Sono ormai vent'anni che il simpatico comico divenuto capopolo ci illustra le sue banalità di base, promettendo per soprammercato di risanare puntualmente il debito pubblico, facendo quindi pagare il dovuto agli evasori. Una boutade quest'ultima che ha esilarato tutti gli abitanti delle ville ad Antigua e Narau, nonché, per motivi opposti, certi tossicomani dell’uguaglianza prêt-à-porter.
Taluni esponenti politici mostrano un certo fastidio per queste grida di confine, ma i più avveduti sanno bene che gli idoli alla Grillo svolgono essenziali funzioni di diversione: possono dire e scrivere come e quello che vogliono (salvo le solite strumentali querele), così s’ingenera l’impressione che si possa dire e scrivere come e quello che si vuole. Ma sanno bene che gli editoriali e gli spettacoli di Grillo si riferiscono a un pubblico di nicchia e non hanno significativa influenza sul resto dell’informazione mediatica, cioè sulle masse radunate in contemplazione passiva davanti alla Tv, né quindi sui contenuti essenziali di un dibattito politico ed economico inesistente o surreale.  Insomma Grillo è uno dei tanti capitani che dalla vasca da bagno chiamano alla rivoluzione per il dopo cena e finché farà comodo continuerà a sguazzare nelle sue due dita d’acqua.
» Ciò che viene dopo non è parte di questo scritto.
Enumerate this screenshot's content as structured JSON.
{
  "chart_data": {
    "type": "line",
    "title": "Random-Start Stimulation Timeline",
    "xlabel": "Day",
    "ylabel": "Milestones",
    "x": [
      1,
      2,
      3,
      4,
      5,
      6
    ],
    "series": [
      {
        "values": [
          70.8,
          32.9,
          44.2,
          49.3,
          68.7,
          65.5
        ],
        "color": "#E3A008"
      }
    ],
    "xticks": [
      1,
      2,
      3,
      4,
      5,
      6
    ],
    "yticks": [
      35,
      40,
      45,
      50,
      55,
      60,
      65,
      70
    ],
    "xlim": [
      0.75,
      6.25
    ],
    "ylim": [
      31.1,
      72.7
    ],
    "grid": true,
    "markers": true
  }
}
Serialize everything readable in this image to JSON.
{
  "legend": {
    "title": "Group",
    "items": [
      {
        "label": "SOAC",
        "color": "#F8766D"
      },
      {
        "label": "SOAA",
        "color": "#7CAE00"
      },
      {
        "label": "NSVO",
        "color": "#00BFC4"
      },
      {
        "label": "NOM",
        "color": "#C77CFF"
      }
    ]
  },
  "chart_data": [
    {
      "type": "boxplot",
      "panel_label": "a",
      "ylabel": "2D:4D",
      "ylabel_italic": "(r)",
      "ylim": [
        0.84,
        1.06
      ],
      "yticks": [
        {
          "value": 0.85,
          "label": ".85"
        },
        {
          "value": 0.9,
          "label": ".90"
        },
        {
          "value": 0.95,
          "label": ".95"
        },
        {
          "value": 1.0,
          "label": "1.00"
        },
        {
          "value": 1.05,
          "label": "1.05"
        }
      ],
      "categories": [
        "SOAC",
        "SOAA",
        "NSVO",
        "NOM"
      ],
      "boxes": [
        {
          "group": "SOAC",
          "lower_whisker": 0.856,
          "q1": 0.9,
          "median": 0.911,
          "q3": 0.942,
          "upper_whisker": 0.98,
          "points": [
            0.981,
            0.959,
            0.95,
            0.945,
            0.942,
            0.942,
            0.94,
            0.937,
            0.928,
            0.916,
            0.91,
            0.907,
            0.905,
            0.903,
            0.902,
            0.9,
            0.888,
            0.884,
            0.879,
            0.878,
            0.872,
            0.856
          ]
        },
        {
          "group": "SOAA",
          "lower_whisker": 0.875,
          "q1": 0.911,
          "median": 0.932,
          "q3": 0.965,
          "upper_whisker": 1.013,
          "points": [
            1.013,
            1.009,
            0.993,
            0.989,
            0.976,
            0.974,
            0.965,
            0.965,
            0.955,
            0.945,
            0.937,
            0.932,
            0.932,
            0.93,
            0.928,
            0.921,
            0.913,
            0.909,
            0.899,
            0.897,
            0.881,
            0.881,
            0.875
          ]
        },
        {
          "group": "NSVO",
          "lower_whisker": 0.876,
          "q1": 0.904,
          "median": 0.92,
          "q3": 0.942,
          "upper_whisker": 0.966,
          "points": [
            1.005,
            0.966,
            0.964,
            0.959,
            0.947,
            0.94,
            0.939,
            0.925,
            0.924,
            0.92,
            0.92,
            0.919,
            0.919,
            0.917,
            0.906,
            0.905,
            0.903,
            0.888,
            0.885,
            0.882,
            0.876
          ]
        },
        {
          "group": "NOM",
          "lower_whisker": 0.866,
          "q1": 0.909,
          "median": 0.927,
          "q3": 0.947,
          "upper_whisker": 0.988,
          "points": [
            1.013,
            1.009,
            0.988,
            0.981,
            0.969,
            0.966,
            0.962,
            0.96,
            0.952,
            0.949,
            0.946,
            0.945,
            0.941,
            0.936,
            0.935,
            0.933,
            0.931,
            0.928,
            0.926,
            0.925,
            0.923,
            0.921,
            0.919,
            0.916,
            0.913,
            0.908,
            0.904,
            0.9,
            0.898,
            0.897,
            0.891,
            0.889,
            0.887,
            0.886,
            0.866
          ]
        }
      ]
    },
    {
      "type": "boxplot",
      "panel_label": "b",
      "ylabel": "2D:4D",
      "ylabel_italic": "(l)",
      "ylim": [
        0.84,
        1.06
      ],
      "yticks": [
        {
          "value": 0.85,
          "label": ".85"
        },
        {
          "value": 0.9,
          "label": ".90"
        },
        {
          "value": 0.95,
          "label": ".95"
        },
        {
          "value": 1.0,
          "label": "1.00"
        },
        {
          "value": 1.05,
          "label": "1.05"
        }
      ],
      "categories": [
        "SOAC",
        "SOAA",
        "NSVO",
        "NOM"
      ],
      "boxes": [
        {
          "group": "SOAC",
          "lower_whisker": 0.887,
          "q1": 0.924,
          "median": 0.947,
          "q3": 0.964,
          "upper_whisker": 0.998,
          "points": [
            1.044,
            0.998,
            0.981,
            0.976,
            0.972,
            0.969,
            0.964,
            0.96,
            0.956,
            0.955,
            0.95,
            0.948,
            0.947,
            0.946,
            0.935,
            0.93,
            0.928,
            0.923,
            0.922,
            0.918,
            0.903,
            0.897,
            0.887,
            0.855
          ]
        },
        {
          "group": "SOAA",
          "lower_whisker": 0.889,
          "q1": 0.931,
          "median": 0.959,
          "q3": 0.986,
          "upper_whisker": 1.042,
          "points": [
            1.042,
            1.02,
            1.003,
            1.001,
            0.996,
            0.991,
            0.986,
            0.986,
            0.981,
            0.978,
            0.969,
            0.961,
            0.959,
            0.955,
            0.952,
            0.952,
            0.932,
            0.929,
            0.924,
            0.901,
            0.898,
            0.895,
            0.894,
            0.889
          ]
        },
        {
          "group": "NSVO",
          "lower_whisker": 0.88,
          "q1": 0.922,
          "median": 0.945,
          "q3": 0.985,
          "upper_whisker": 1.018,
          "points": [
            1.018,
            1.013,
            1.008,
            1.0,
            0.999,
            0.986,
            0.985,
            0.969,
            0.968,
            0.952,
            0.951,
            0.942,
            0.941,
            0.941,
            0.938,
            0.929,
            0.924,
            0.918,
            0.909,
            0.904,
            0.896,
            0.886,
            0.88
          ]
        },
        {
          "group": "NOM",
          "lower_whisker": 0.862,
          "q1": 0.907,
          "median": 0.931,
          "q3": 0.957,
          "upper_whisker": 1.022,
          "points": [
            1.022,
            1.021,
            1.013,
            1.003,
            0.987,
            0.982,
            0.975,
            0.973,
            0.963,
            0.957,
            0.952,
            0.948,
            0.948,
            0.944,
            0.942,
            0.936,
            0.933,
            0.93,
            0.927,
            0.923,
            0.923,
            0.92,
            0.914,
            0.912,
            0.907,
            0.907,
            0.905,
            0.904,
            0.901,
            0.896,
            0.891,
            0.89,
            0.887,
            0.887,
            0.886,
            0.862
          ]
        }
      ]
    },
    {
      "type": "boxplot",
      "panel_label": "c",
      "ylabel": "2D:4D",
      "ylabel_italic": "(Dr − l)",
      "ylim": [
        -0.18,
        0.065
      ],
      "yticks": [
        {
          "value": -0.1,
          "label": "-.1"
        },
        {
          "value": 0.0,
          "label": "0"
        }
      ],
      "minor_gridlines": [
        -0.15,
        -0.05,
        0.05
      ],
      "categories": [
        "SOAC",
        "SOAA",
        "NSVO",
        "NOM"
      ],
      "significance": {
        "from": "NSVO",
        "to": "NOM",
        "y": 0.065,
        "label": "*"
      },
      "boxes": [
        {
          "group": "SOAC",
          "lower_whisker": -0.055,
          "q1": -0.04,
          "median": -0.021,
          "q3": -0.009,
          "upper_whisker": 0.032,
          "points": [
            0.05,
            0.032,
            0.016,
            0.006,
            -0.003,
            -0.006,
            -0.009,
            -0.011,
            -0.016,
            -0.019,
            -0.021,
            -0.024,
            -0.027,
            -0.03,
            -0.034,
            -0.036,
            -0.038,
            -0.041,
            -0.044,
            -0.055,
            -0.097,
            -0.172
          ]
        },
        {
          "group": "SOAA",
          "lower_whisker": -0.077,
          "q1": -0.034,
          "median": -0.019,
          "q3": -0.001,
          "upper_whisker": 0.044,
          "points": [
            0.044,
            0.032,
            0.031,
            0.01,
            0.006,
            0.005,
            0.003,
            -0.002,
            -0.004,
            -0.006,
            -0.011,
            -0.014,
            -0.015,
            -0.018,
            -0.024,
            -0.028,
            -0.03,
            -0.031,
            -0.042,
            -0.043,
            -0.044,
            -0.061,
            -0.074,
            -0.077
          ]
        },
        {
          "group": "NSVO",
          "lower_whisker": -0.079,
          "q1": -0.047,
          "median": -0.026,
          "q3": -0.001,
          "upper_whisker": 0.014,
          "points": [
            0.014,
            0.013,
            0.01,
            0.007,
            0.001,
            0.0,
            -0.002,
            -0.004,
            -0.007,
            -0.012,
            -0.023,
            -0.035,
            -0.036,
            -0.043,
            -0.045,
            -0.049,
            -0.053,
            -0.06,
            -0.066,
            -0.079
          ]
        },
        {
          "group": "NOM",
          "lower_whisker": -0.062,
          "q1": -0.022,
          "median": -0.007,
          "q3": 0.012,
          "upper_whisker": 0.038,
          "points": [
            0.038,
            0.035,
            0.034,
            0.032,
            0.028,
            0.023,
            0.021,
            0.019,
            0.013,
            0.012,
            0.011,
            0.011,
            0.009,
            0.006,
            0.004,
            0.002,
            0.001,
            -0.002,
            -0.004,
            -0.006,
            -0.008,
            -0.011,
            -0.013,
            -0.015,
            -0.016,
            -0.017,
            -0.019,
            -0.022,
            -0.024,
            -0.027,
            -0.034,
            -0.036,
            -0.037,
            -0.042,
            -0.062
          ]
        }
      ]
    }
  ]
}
[*] Nella motivazione della sentenza n. 1564 del 2.5.2003 della Corte di Appello di Palermo nel processo a carico di Andreotti, confermata definitivamente in Cassazione, si legge: «E i fatti che la Corte ha ritenuto provati dicono, comunque, al di là dell’opinione che si voglia coltivare sulla configurabilità nella fattispecie del reato di associazione per delinquere, che il sen. Andreotti ha avuto piena consapevolezza che suoi sodali siciliani intrattenevano amichevoli rapporti con alcuni boss mafiosi; ha, quindi, a sua volta, coltivato amichevoli relazioni con gli stessi boss; ha palesato agli stessi una disponibilità non meramente fittizia, ancorché non necessariamente seguita da concreti, consistenti interventi agevolativi; ha loro chiesto favori; li ha incontrati; ha interagito con essi; ha loro indicato il comportamento da tenere in relazione alla delicatissima questione Mattarella, sia pure senza riuscire, in definitiva, a ottenere che le stesse indicazioni venissero seguite; ha indotto i medesimi a fidarsi di lui e a parlargli anche di fatti gravissimi (come l’assassinio del Presidente Mattarella) nella sicura consapevolezza di non correre il rischio di essere denunciati; ha omesso di denunciare le loro responsabilità, in particolare in relazione all’omicidio del Presidente Mattarella, malgrado potesse, al riguardo, offrire utilissimi elementi di conoscenza».